Sevgi ve saygılarımla,
Sevgili Patronum 🙂 evim dediğim HP’den ayrılıp yeni bir hayata başlamamın hemen öncesinde tekrar okumak istedim yazini. çokk güzel yazmişsın. Bu harika şirket, ve çalışma arkadaşlarım her zaman kalbimde olacaksınız.

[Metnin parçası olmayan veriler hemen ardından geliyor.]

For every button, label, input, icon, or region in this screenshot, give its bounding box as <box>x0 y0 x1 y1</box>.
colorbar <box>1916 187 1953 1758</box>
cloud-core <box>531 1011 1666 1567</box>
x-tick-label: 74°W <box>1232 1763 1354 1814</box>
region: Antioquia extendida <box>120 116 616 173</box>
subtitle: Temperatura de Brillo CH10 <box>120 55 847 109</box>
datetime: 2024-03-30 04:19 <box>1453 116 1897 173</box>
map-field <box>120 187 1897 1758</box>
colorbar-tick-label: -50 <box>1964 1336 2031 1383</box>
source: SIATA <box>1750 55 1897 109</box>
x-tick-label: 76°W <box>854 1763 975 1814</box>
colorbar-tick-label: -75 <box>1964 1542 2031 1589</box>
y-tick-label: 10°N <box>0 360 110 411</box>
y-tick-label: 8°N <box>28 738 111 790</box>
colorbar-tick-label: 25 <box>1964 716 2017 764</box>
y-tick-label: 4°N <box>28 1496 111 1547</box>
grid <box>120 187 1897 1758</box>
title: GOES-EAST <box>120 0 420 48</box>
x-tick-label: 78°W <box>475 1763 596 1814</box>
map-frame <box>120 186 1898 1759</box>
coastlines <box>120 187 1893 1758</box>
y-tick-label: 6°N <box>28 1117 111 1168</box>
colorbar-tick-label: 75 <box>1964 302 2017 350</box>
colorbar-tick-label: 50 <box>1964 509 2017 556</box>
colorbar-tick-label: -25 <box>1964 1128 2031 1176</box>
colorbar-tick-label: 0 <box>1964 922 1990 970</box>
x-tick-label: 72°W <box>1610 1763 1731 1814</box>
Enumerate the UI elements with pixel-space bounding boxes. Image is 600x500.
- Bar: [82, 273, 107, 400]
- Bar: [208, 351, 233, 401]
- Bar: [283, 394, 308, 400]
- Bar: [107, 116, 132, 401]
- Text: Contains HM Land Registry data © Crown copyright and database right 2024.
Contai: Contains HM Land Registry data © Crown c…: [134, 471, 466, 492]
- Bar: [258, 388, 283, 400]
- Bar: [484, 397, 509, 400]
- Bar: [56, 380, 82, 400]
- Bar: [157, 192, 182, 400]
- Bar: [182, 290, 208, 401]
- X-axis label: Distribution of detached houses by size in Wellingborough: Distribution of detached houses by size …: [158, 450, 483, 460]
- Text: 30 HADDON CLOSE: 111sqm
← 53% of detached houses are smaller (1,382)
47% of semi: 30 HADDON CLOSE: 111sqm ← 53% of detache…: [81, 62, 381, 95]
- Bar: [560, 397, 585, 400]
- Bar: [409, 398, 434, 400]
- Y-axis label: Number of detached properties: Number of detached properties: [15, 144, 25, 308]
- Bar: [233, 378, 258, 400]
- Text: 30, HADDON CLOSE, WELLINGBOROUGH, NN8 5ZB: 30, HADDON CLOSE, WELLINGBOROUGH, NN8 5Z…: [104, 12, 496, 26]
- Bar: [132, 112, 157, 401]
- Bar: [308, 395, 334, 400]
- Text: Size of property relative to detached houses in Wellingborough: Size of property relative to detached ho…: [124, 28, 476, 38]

Merhaba, tesadüfen rastladığım yazına hem sana merhaba demek hemde içeride 8 yıl, dışarıda 8 yıl (zaman çabuk geçiyor)geçiren birisi olarak düşüncelerimi yazmak istedim. HP öncesi yaşantımda da uluslarası firmada çalışmıştım ama öyle deneyimlerle dolu 8 yıl geçirdim ki sizlerle, hala yaşantımın bir parçası… hem özel hemde meslek yaşantımda iz bırakanlardan..Deneyimlerimi, HP sonrası özel iş alanlarında paylaşırken aslında aynı atmosferi ve havayı yaratmaya çalıştım ama dediğimiz gibi HP bir takım ve işleyen her parçasında nakış nakış işlenmiş değerler var, onu koruyup kollayanda bir sistem…ve senin bu ekibin başında olman da benim için büyük mutluluk..(çok gecikmiş bir tebrik yazısı, özrümü kabul et lütfen..İstanbul, bazen de Türkiye’den uzakta olunca aksamalar oluyor.) Sevgi ve saygılarımla, Funda.
Funda,
Ozur dileme sirasi bende. Spam’larla bogusurken yorumunu yeni gordum. Yazin, yorumun beni cok mutlu etti. 21 Eylul’de Eski HP’liler BagdaT Caddesi Kosebasi’nda bulusuyor. Mustafa Bartin, su an Migros’ta calisiyor, koordine ediyor. Bilgin olsun. Sevgiler, Serdar.